The aid the US dispenses around the world is not the unconditional charity it may seem. It has bought the country friends and allies, and even a modest understanding of the chaos and uncertainties of the international system would make one realise that these strategic friendships have saved America a great deal in protecting its interests and presence worldwide.

From Hollywood to the Voice of America, the US has marketed itself as the cradle of civilisation, welcoming the best talents and minds—including dissidents fleeing rival nations and economic migrants from places with less opportunities. This may have cost the average American a fortune, but do you realise the implications, for United States, of a world where they lack soft power? A world where even the symbolic siting of the United Nations in an American city is opposed, as renegade leaders like Muammar Gaddafi once attempted?

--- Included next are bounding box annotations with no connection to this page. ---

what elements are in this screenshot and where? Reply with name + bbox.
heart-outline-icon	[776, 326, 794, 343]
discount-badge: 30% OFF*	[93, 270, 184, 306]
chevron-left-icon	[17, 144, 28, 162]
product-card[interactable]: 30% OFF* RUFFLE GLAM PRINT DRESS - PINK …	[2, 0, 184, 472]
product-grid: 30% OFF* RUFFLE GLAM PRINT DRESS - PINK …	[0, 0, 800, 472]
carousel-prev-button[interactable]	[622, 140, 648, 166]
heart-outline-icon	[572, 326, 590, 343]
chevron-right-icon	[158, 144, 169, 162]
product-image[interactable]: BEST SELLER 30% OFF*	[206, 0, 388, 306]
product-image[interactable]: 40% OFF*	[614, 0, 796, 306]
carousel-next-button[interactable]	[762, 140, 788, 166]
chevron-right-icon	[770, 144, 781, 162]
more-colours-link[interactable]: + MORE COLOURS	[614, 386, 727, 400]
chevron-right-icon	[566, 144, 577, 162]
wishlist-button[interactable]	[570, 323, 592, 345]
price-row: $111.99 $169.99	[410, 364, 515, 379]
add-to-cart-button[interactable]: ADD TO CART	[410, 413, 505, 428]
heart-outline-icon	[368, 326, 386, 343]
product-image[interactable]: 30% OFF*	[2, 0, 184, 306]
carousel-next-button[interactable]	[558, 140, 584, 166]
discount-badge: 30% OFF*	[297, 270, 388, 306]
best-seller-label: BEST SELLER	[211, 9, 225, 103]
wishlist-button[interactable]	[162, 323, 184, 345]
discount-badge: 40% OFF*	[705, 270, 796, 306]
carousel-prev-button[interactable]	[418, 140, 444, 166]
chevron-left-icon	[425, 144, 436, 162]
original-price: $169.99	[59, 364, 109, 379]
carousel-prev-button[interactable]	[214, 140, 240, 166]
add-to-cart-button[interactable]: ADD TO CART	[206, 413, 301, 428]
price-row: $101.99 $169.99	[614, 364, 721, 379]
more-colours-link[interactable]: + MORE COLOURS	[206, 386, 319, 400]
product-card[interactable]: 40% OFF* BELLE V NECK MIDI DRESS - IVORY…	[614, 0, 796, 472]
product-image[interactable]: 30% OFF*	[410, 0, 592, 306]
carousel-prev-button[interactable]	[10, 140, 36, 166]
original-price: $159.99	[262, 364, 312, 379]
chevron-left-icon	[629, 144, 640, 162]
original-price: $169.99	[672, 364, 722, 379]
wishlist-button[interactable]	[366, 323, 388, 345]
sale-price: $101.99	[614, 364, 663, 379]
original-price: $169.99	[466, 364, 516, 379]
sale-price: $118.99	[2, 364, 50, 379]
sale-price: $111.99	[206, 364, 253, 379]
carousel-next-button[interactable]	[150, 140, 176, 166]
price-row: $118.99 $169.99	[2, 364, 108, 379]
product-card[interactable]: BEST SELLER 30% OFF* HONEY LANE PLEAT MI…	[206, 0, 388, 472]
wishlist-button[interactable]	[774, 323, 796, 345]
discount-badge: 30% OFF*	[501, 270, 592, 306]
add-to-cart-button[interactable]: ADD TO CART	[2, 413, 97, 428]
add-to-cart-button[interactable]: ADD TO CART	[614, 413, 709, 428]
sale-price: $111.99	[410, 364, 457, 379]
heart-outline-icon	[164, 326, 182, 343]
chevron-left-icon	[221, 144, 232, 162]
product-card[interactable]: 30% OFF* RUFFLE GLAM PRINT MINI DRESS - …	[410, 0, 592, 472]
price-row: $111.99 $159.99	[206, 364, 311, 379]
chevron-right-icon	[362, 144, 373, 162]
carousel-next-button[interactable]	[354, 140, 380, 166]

It would be a world far costlier for the everyday American if Washington still intends to be a superpower.

The portrait of American benevolence has been sustained through programmes like USAID. And in case you don’t know, every nation it saves from economic collapse is one less threat to America. This strategy has helped Washington remain relevant and dominant by ensuring its values—democracy, free markets, and human rights—function as the constitution of the world.

The decline of American hegemony, which has kept international relations theorists busy, may well be the shock that President Donald Trump was preparing for—a world where the American comes first, as though that hasn’t always been the case. Whether the policy of isolationism will favour America is a question for experts and history to determine. But then again, we’ve seen the outcome of Brexit. Whatever the case, every nation must brace for impact and look inward for stability.